Three young choreographers talk about their work to be shown at the Habitat this Saturday
Warmed up and ready — that they seem to be, these three choreographers who have just completed the first summer residency for choreographers organised by the dancers’ forum Gati. They take their creations to the stage this Saturday at the India Habitat Centre, 7.30 p.m. in an evening titled “All Warmed Up”.
At Gati’s neat rehearsal space in South Delhi, the three young artistes — Veena Basavarajaiah, Manola K. Gayatri and Swati Mohan — are buoyant as they look back on their experience of being mentored by theatre personality Maya Krishna Rao, dancer-choreographer Navtej Johar and the young theatre director and designer Zuleikha Chaudhari.
“I’d heard Navtej and Maya Krishna Krishna Rao, but I had never met them before,” explains Manola. I was very interested in Zuleikha’s lighting work, but my own choreography is very different so I couldn’t get the benefit of that.”
“They weren’t with us at every step,” explains Veena of the mentoring process. “More than spoon feeding, it was more of an outside eye. When you’re in it, you can’t see it from the outside.” Also, adds Veena, having three mentors from disparate backgrounds helped give their work better perspective. “It’s been a perfect blend. They gave certain inputs which only a dancer might not have been able to give.”

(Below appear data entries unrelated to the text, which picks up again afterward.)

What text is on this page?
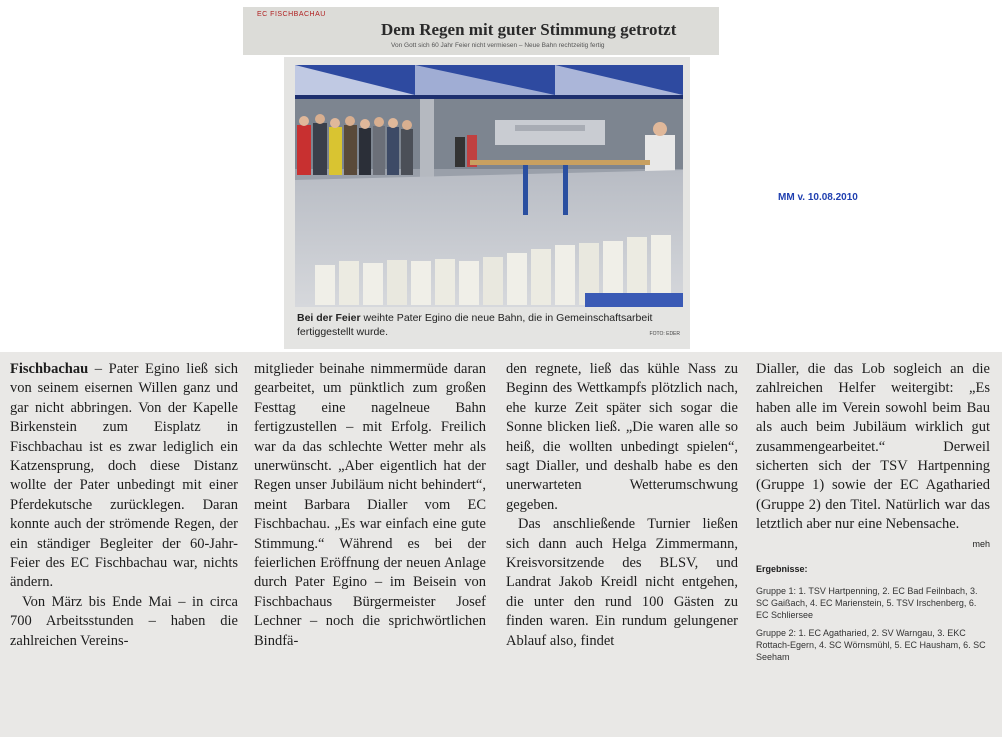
EC FISCHBACHAU
Dem Regen mit guter Stimmung getrotzt
Von Gott sich 60 Jahr Feier nicht vermiesen – Neue Bahn rechtzeitig fertig
Bei der Feier weihte Pater Egino die neue Bahn, die in Gemeinschaftsarbeit fertiggestellt wurde.	FOTO: EDER
MM v. 10.08.2010

Fischbachau – Pater Egino ließ sich von seinem eisernen Willen ganz und gar nicht abbringen. Von der Kapelle Birkenstein zum Eisplatz in Fischbachau ist es zwar lediglich ein Katzensprung, doch diese Distanz wollte der Pater unbedingt mit einer Pferdekutsche zurücklegen. Daran konnte auch der strömende Regen, der ein ständiger Begleiter der 60-Jahr-Feier des EC Fischbachau war, nichts ändern.

Von März bis Ende Mai – in circa 700 Arbeitsstunden – haben die zahlreichen Vereins-

mitglieder beinahe nimmermüde daran gearbeitet, um pünktlich zum großen Festtag eine nagelneue Bahn fertigzustellen – mit Erfolg. Freilich war da das schlechte Wetter mehr als unerwünscht. „Aber eigentlich hat der Regen unser Jubiläum nicht behindert“, meint Barbara Dialler vom EC Fischbachau. „Es war einfach eine gute Stimmung.“ Während es bei der feierlichen Eröffnung der neuen Anlage durch Pater Egino – im Beisein von Fischbachaus Bürgermeister Josef Lechner – noch die sprichwörtlichen Bindfä-

den regnete, ließ das kühle Nass zu Beginn des Wettkampfs plötzlich nach, ehe kurze Zeit später sich sogar die Sonne blicken ließ. „Die waren alle so heiß, die wollten unbedingt spielen“, sagt Dialler, und deshalb habe es den unerwarteten Wetterumschwung gegeben.

Das anschließende Turnier ließen sich dann auch Helga Zimmermann, Kreisvorsitzende des BLSV, und Landrat Jakob Kreidl nicht entgehen, die unter den rund 100 Gästen zu finden waren. Ein rundum gelungener Ablauf also, findet

Dialler, die das Lob sogleich an die zahlreichen Helfer weitergibt: „Es haben alle im Verein sowohl beim Bau als auch beim Jubiläum wirklich gut zusammengearbeitet.“ Derweil sicherten sich der TSV Hartpenning (Gruppe 1) sowie der EC Agatharied (Gruppe 2) den Titel. Natürlich war das letztlich aber nur eine Nebensache.

meh
Ergebnisse:

Gruppe 1: 1. TSV Hartpenning, 2. EC Bad Feilnbach, 3. SC Gaißach, 4. EC Marienstein, 5. TSV Irschenberg, 6. EC Schliersee

Gruppe 2: 1. EC Agatharied, 2. SV Warngau, 3. EKC Rottach-Egern, 4. SC Wörnsmühl, 5. EC Hausham, 6. SC Seeham
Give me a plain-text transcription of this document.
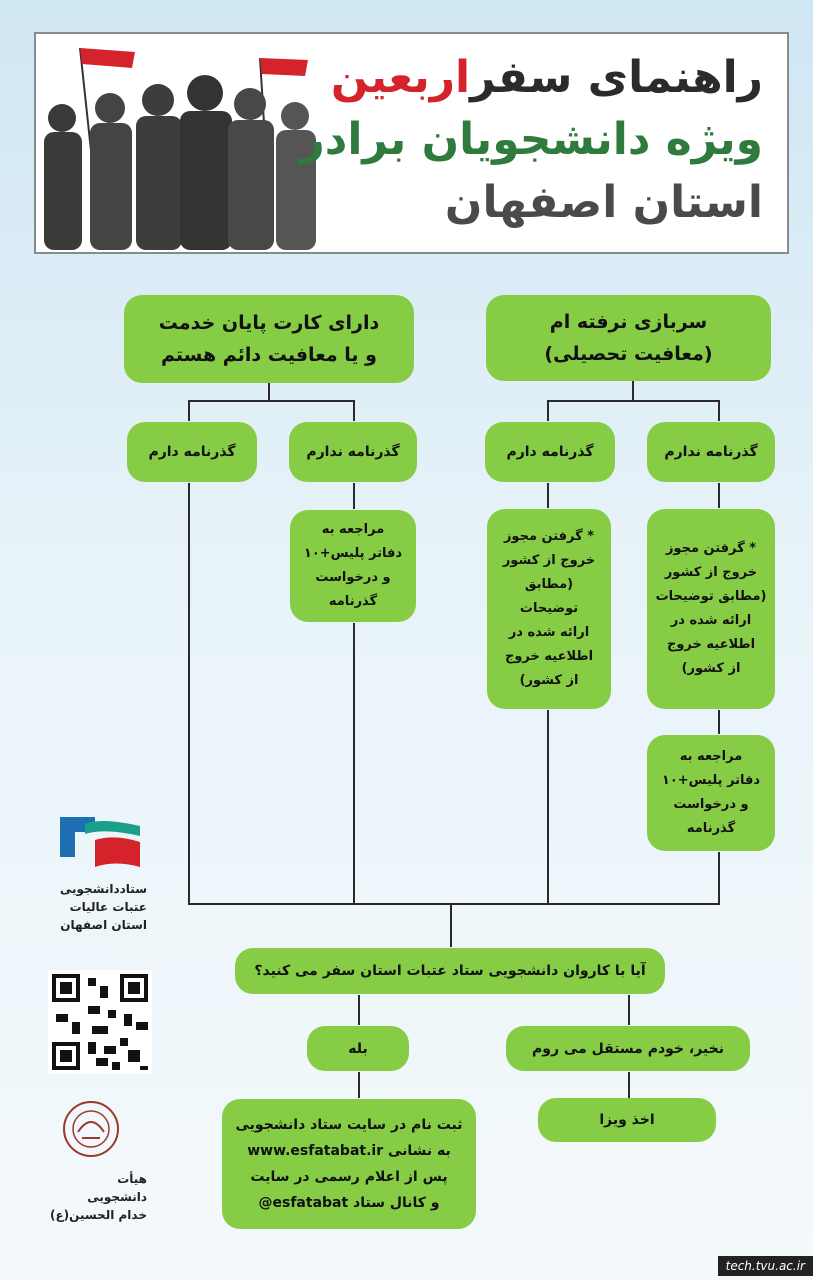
راهنمای سفراربعین
ویژه دانشجویان برادر
استان اصفهان
دارای کارت پایان خدمت
و یا معافیت دائم هستم
سربازی نرفته ام
(معافیت تحصیلی)
گذرنامه دارم	گذرنامه ندارم	گذرنامه دارم	گذرنامه ندارم
مراجعه به
دفاتر پلیس+۱۰
و درخواست
گذرنامه
* گرفتن مجوز
خروج از کشور
(مطابق توضیحات
ارائه شده در
اطلاعیه خروج
از کشور)
* گرفتن مجوز
خروج از کشور
(مطابق توضیحات
ارائه شده در
اطلاعیه خروج
از کشور)
مراجعه به
دفاتر پلیس+۱۰
و درخواست
گذرنامه
آیا با کاروان دانشجویی ستاد عتبات استان سفر می کنید؟
بله	نخیر، خودم مستقل می روم
ثبت نام در سایت ستاد دانشجویی
به نشانی www.esfatabat.ir
پس از اعلام رسمی در سایت
و کانال ستاد esfatabat@
اخذ ویزا
ستاددانشجویی
عتبات عالیات
استان اصفهان
هیأت
دانشجویی
خدام الحسین(ع)
tech.tvu.ac.ir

If the seniors have varying perspectives, so do the choreographers. Veena, based in Bangalore, is an Indian Contemporary dancer trained in Bharatnatyam, Kalaripayattu and Contemporary Dance. Manola, currently pursuing her M.Phil in Jawaharlal University’s department of Arts and Aesthetics came to dance from a theatre background. “For me, dance has been about a relationship with the body — how you give it artistic expression,” says Manola. Of her choreography, she says, “It’s been part having a set of steps and another part improvisation and another part setting up a structure and leaving them to explore.” Not appearing in her own piece, she has worked with two young dancers, Aranyani Bhargav and Ranjana Dave.
Swati, on the other hand, arrived at a serious pursuit of dance through the Bollywood route. In her childhood, she points out, Madhuri Dixit and her contemporaries were idols. “Later it was Britney Spears, and then I went on to Pina Bausch,” recounts Swati, as Manola interjects, “It’s a quantum leap, actually!”
Swati’s presentation, “Doha”. “It’s inspired by one couplet of Kabir,” she explains. It’s about who is the real doer. The treatment of the movement is completely inspired by the text — its words, its alphabets, the repetition of words.”
Veena’s work, “Maya” is based on an interaction she had with a scientist who explained the theory of relativity to her in terms comprehensible to a lay person. So her piece deals “with the illusion of mechanical time — it’s a big illusion we’ve tuned ourselves to. The concept of season, evolution…everything is an illusion.”
Manola’s piece is called “Excess”, but the title is pared down from a more excessive one, “Excess — the soul/body between Akka and Magdala”. Manola, who says her titles are always long, describes her piece as being about “the excess of love in these women’s lives.” It’s also about her own relationship with these two very different historical and literary figures, and understanding “where is the Akka in Magdala and where is the Magdala in Akka,” as Manola explains. For the time being we have not far to look. India Habitat Centre is the place to be, this Saturday.